The Kiel Institute, an economic think tank, found that an additional 20 percent tariff on Chinese electric cars would cut imports by a quarter. It calculated that with 500,000 vehicles imported in 2023, this equated to an estimated 125,000 units worth almost $4 billion.
“The decline would be largely offset by an increase in production within the EU and a lower volume of EV exports, which would likely mean noticeably higher prices for end users,” the researchers concluded.
The commission expects that Chinese electric cars will have a 15 percent market share in the EU next year. It says prices are typically 20 percent lower than EU-made models.
Valdis Dombrovskis, EU Trade Commissioner, acknowledged that electric vehicles are crucial to the green transition when he announced the study in October.
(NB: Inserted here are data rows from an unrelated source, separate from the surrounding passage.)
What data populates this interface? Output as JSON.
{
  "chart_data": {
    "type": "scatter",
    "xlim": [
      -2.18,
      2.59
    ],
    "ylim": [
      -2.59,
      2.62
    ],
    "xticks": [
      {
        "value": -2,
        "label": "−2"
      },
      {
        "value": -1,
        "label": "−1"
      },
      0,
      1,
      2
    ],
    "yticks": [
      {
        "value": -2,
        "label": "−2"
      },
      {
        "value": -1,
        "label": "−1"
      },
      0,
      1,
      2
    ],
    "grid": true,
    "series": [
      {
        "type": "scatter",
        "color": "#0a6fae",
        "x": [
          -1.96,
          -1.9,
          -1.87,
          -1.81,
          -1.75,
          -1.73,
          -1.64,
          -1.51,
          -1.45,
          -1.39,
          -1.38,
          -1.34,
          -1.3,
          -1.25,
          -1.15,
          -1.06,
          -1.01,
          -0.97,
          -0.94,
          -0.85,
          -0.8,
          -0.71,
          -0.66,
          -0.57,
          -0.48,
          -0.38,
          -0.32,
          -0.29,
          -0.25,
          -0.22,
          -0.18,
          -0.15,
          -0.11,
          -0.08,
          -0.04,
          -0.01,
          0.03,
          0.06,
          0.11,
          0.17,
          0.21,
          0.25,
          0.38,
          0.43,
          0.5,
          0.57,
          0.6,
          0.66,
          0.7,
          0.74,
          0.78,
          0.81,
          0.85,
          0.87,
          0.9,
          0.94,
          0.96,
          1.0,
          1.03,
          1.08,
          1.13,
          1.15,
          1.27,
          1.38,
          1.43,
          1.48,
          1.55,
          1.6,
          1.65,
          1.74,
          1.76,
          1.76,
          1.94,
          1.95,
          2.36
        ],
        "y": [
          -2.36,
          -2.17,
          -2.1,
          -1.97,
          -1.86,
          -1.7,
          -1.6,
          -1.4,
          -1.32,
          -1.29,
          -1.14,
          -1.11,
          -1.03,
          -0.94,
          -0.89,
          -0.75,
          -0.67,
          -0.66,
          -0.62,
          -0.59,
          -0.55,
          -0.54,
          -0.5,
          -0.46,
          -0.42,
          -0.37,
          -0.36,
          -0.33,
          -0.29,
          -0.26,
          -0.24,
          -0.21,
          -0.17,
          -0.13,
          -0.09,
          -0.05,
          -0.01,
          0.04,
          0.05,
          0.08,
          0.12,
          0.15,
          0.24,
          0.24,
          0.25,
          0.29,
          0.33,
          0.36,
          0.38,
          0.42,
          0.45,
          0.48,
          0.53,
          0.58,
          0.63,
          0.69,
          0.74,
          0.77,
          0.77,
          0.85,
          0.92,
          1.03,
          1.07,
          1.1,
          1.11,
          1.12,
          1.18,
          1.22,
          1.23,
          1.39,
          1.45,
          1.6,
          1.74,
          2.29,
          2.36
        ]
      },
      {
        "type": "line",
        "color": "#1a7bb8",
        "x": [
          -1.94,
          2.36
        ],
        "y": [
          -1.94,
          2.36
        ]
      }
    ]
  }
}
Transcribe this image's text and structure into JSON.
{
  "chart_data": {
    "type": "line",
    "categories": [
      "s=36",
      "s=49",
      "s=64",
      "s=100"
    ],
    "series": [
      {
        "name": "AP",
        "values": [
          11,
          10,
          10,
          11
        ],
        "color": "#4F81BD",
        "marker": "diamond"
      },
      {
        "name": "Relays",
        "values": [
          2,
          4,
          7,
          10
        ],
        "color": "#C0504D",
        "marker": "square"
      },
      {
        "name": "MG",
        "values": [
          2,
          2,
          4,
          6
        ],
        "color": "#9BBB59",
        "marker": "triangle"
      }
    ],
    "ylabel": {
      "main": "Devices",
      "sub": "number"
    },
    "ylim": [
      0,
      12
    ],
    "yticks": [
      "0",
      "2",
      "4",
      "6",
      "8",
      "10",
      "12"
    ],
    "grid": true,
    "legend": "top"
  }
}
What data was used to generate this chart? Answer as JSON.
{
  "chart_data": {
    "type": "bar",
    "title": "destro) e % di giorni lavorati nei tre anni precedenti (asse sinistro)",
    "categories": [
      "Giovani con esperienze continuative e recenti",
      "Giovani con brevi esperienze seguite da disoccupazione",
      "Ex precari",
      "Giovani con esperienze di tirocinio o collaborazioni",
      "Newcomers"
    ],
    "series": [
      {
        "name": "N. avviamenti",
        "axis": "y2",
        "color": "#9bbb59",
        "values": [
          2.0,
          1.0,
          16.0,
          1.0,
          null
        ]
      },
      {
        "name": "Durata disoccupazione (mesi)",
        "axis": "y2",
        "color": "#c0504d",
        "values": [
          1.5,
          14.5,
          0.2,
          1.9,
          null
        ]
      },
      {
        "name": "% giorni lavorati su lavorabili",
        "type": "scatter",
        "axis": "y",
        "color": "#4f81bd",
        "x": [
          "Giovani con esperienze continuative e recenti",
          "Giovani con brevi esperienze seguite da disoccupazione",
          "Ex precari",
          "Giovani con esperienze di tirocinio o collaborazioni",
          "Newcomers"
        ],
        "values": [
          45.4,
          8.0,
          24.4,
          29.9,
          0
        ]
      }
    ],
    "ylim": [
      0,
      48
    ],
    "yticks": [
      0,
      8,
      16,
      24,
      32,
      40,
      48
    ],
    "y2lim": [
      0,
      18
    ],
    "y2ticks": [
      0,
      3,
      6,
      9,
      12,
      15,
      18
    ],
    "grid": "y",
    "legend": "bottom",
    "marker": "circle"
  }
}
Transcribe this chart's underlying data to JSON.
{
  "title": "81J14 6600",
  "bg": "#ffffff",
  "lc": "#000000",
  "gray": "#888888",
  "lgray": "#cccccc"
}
But he added: “The competition must be fair.”
His department had collected evidence that Chinese automakers and their suppliers received subsidized loans, tax breaks and cheap land, according to officials.
Chinese Foreign Ministry spokesman Lin Jian on Wednesday dismissed the EU’s anti-subsidy investigation as “a typical example of protectionism”, adding that the decision to impose additional tariffs “is contrary to the principles of the market economy and international trade rules”.
“Protectionism has no future,” he said. “Open collaboration is the right way.”
Many EU carmakers have condemned the plan, fearing that China would respond in kind or even block them from its market. European brands accounted for about 6 percent of EV sales in the country in 2022.
Germany exported 216,299 cars to China in 2023, a decline of 15 percent from the previous year; Brands such as Mercedes and Volkswagen also operate factories in the country.
Geely, one of the Chinese companies investigated, owns the Swedish Volvo. Prime Minister Ulf Kristersson has joined Scholz and Hungarian Prime Minister Viktor Orbán, who has fueled Chinese EV investment, in publicly opposing EU tariffs.
The three leaders would have to convince at least 11 other governments to overturn the commission’s decision on tariffs. Other Central European countries such as the Czech Republic and Slovakia are expected to join the opposition.
Food and luxury goods exporters such as Italy are also concerned about reprisals against products from the country.
But France, which pushed for the investigation to protect its own industry and force China to invest in manufacturing there, is unlikely to bow out. Spain, another major automaker, has also indicated it will support the tariffs.
Member States are asked to vote on the rates before November 2. Definitive duties are usually imposed for five years.